We need to save Main Street. We need to save American industry. We need to save America.


I get yelled at a lot. Often by self described conservatives. (I think the last few decades have been very stressful for some people.) They want me to write their stories... share antiquated memes... argue with their loony self described Stalinist children about American history. (I have a degree in American History... I love America... I love America too much to waste precious time arguing with my fellow millennials who have fallen in love with political theories that really should be left in the dust bin of history.) I also get yelled at by angry old hippies --life in Marin-- and bitter Range Rover driving housewives.
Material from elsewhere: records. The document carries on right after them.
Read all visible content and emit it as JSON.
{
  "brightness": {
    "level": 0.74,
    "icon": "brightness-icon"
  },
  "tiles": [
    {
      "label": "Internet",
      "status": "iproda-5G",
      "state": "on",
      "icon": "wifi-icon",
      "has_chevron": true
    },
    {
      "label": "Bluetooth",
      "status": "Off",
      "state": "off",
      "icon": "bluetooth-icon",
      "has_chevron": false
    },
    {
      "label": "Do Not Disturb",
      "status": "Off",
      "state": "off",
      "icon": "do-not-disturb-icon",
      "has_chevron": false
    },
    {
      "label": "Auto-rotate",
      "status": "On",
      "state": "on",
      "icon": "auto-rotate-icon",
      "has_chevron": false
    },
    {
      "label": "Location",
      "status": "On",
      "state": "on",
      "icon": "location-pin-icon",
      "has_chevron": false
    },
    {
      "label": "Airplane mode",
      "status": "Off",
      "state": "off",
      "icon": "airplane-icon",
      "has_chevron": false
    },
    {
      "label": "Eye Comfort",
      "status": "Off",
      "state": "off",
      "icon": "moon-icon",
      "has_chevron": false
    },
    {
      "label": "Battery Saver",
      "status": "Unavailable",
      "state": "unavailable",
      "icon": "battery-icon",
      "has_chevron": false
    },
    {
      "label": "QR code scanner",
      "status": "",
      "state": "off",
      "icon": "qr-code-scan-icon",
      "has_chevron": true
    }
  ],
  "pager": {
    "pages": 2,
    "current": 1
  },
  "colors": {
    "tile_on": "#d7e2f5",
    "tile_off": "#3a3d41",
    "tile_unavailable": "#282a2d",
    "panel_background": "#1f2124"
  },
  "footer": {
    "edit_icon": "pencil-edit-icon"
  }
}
I wear political t-shirts you see... I practice my free speech rights. The Governor of California wants me to wear a mask... but the First Amendment says I have free speech... and I know a guy with a silk screen machine.



On a personal basis I have declared October my month of political speech. Today I am wearing my free speech t-shirt. Tomorrow I will wear my Buy American t-shirt. This is my commitment... From here on out I am buying American. I'll vote with my dollars. Maybe I can't save Main Street on my own. But I won't stick a knife in the heart of America.


On November 3rd I'm voting for Donald Trump. And every day I'm staying local. I'm buying American. I'm voting with my dollars to save the heart of America. What are you doing?